Reenactment – the camera crew is actually in the snow. Some be-plaided Canadians are snowshoeing along. Supposedly teenagers on a hike. One of the kids collapsed and the others went for help. Cut to Canadian doctor explaining how the kid had no signs of life. The doctor revived the kid who – in spite of not breathing for quite some time – had no signs of brain damage.
We talk to the kid, who’s now in the Canadian Army. He talks about not being afraid of death any more, which would be kind of handy if he was in a different army, but a little superfluous where he is. The doctor gives the same spiel about the difference between clinical and biological death that we’ve already heard before. Nimoy gives the same spiel about there being no fine line between life and death that we heard before. Nimoy talks about moving from life to death ‘logically’.
Talking to another surgeon, this one apparently interested in LDEs. He compares LDEs to dream states. He drones a bit, this one, but basically, he thinks LDEs represent something real rather than a hallucination. Cut to talking about a woman who nearly died of polio. There’s a weird reenactment of her walking with difficulty, which doesn’t add much. Anyway, white light, suspenseful music, some women in white gauze standing in what looks like California scrubland.
She says something kind of interesting about how she understood the consequences of everything she did and didn’t do, and all the ‘black marks’ she had concerned things she didn’t do.
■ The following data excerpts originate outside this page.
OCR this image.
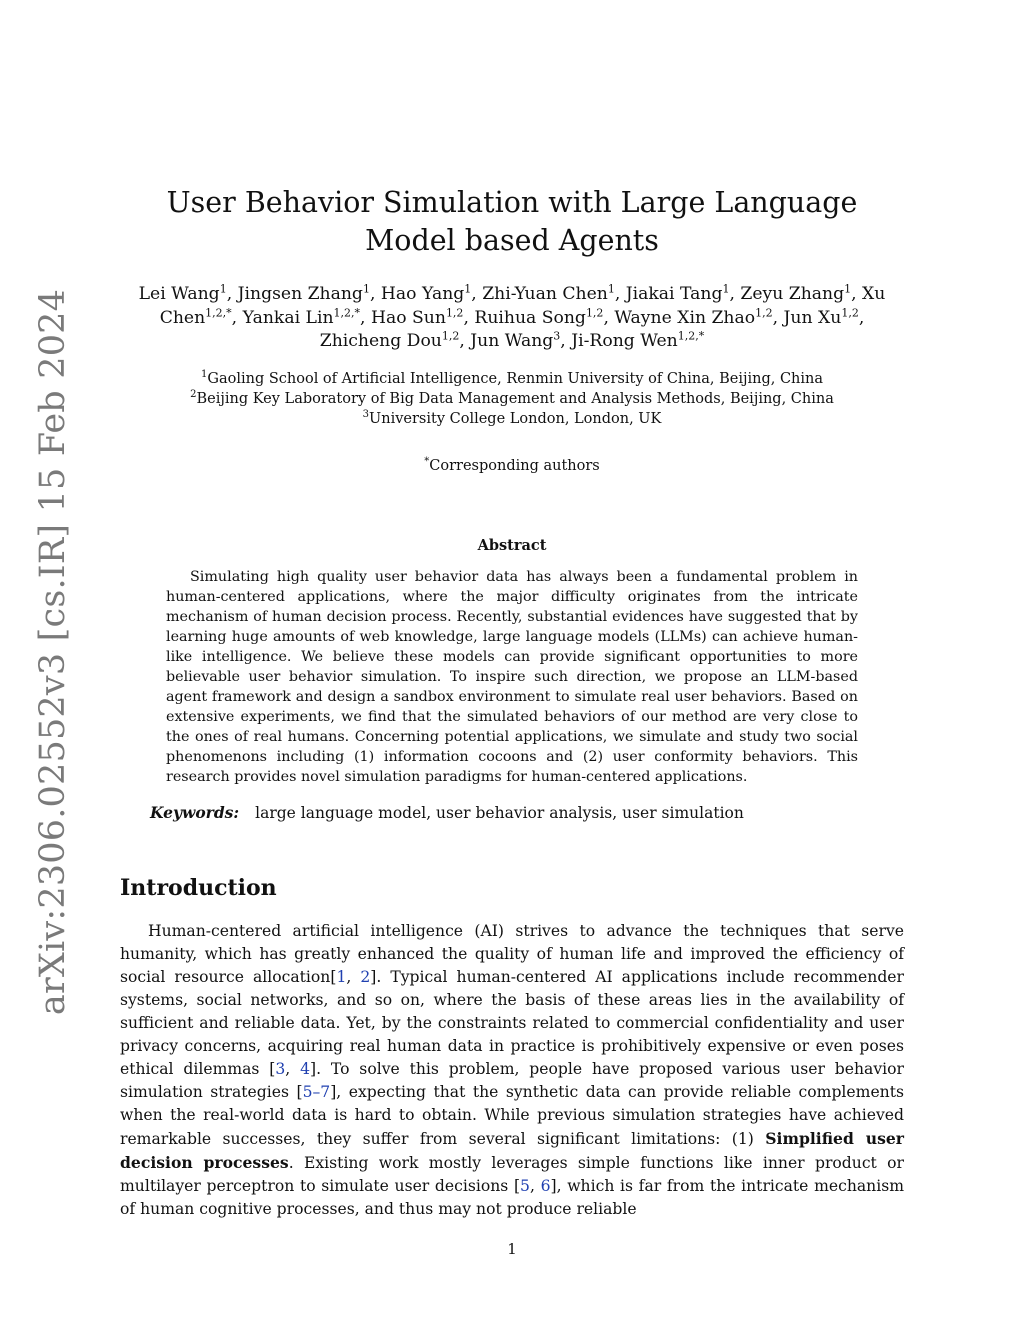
arXiv:2306.02552v3 [cs.IR] 15 Feb 2024
User Behavior Simulation with Large Language Model based Agents
Lei Wang$^1$, Jingsen Zhang$^1$, Hao Yang$^1$, Zhi-Yuan Chen$^1$, Jiakai Tang$^1$, Zeyu Zhang$^1$, Xu Chen$^{1,2,*}$, Yankai Lin$^{1,2,*}$, Hao Sun$^{1,2}$, Ruihua Song$^{1,2}$, Wayne Xin Zhao$^{1,2}$, Jun Xu$^{1,2}$, Zhicheng Dou$^{1,2}$, Jun Wang$^3$, Ji-Rong Wen$^{1,2,*}$
$^1$Gaoling School of Artificial Intelligence, Renmin University of China, Beijing, China
$^2$Beijing Key Laboratory of Big Data Management and Analysis Methods, Beijing, China
$^3$University College London, London, UK
*Corresponding authors
Abstract
Simulating high quality user behavior data has always been a fundamental problem in human-centered applications, where the major difficulty originates from the intricate mechanism of human decision process. Recently, substantial evidences have suggested that by learning huge amounts of web knowledge, large language models (LLMs) can achieve human-like intelligence. We believe these models can provide significant opportunities to more believable user behavior simulation. To inspire such direction, we propose an LLM-based agent framework and design a sandbox environment to simulate real user behaviors. Based on extensive experiments, we find that the simulated behaviors of our method are very close to the ones of real humans. Concerning potential applications, we simulate and study two social phenomenons including (1) information cocoons and (2) user conformity behaviors. This research provides novel simulation paradigms for human-centered applications.
Keywords: large language model, user behavior analysis, user simulation
Introduction
Human-centered artificial intelligence (AI) strives to advance the techniques that serve humanity, which has greatly enhanced the quality of human life and improved the efficiency of social resource allocation[1, 2]. Typical human-centered AI applications include recommender systems, social networks, and so on, where the basis of these areas lies in the availability of sufficient and reliable data. Yet, by the constraints related to commercial confidentiality and user privacy concerns, acquiring real human data in practice is prohibitively expensive or even poses ethical dilemmas [3, 4]. To solve this problem, people have proposed various user behavior simulation strategies [5–7], expecting that the synthetic data can provide reliable complements when the real-world data is hard to obtain. While previous simulation strategies have achieved remarkable successes, they suffer from several significant limitations: (1) Simplified user decision processes. Existing work mostly leverages simple functions like inner product or multilayer perceptron to simulate user decisions [5, 6], which is far from the intricate mechanism of human cognitive processes, and thus may not produce reliable
1
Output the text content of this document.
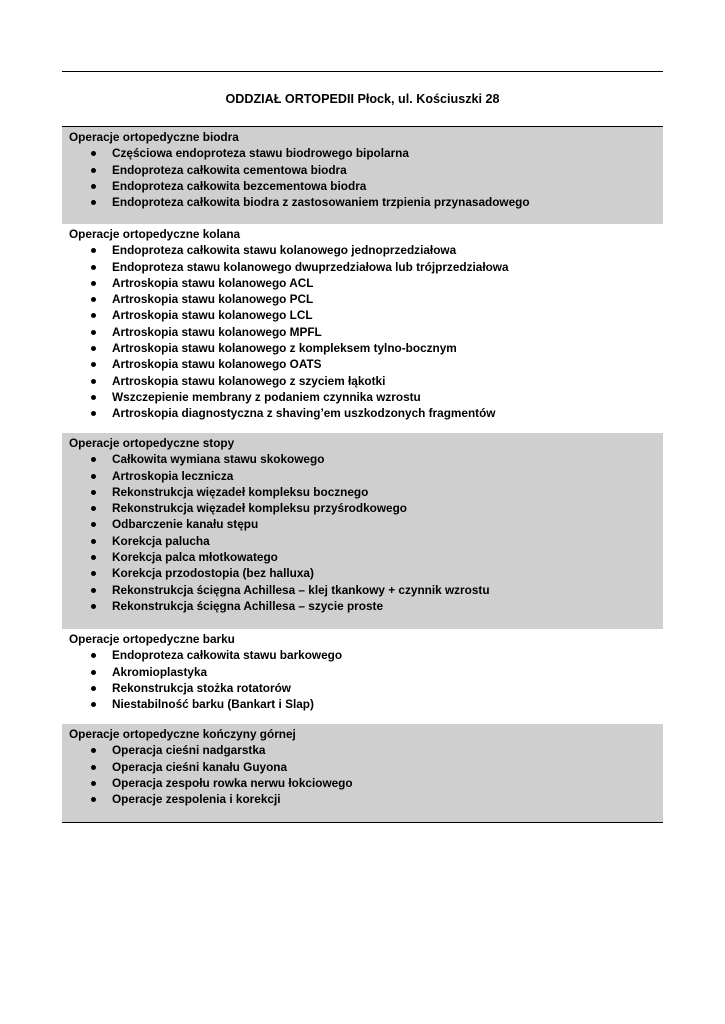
ODDZIAŁ ORTOPEDII Płock, ul. Kościuszki 28
Operacje ortopedyczne biodra
Częściowa endoproteza stawu biodrowego bipolarna
Endoproteza całkowita cementowa biodra
Endoproteza całkowita bezcementowa biodra
Endoproteza całkowita biodra z zastosowaniem trzpienia przynasadowego
Operacje ortopedyczne kolana
Endoproteza całkowita stawu kolanowego jednoprzedziałowa
Endoproteza stawu kolanowego dwuprzedziałowa lub trójprzedziałowa
Artroskopia stawu kolanowego ACL
Artroskopia stawu kolanowego PCL
Artroskopia stawu kolanowego LCL
Artroskopia stawu kolanowego MPFL
Artroskopia stawu kolanowego z kompleksem tylno-bocznym
Artroskopia stawu kolanowego OATS
Artroskopia stawu kolanowego z szyciem łąkotki
Wszczepienie membrany z podaniem czynnika wzrostu
Artroskopia diagnostyczna z shaving’em uszkodzonych fragmentów
Operacje ortopedyczne stopy
Całkowita wymiana stawu skokowego
Artroskopia lecznicza
Rekonstrukcja więzadeł kompleksu bocznego
Rekonstrukcja więzadeł kompleksu przyśrodkowego
Odbarczenie kanału stępu
Korekcja palucha
Korekcja palca młotkowatego
Korekcja przodostopia (bez halluxa)
Rekonstrukcja ścięgna Achillesa – klej tkankowy + czynnik wzrostu
Rekonstrukcja ścięgna Achillesa – szycie proste
Operacje ortopedyczne barku
Endoproteza całkowita stawu barkowego
Akromioplastyka
Rekonstrukcja stożka rotatorów
Niestabilność barku (Bankart i Slap)
Operacje ortopedyczne kończyny górnej
Operacja cieśni nadgarstka
Operacja cieśni kanału Guyona
Operacja zespołu rowka nerwu łokciowego
Operacje zespolenia i korekcji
Then some swirling footage of a dry riverbed and a cloudy sky and a reenactor in a hospital bed. It’s okay, I guess, but this show has done this sort of thing before, and it’s done it better.
Back to footage sunlight, while Nimoy waxes lyrical about not knowing what this means, but there’s totally an afterlife. We talk to a theologian, which is interesting, because usually we only talk to people who have had these experiences or interested medical people, rather than people whose whole deal is the afterlife. This theologian says that the near death experience may be a way to remove the fear of death from society.
And that’s what a lot of In Search Of is about – reassuring watchers that they won’t die. They’ll become ghosts or reincarnate or be frozen or have a life after death and/or life after life. It doesn’t seem to matter much that these lifelines get a little tangled. If the Canadian kid almost walked into the light after being frozen, doesn’t that mean that cryonic subjects are dead? I don’t even know.
Anyway, in conclusion, we don’t know what life is, we don’t know what death is, but life after death is definitely real. Otherwise how would Spock get back from the Genesis Planet?
“We cannot say for sure that the life after life experience is really death itself.” — Diagram that sentence, Spock.
Visuals: 5/10, Music: 5/10, Nimoyness: 5/10, Vietnam footage: 5/10. Costuming for reenactments: 5/10. Overall: 25/50, near perfect mediocrity.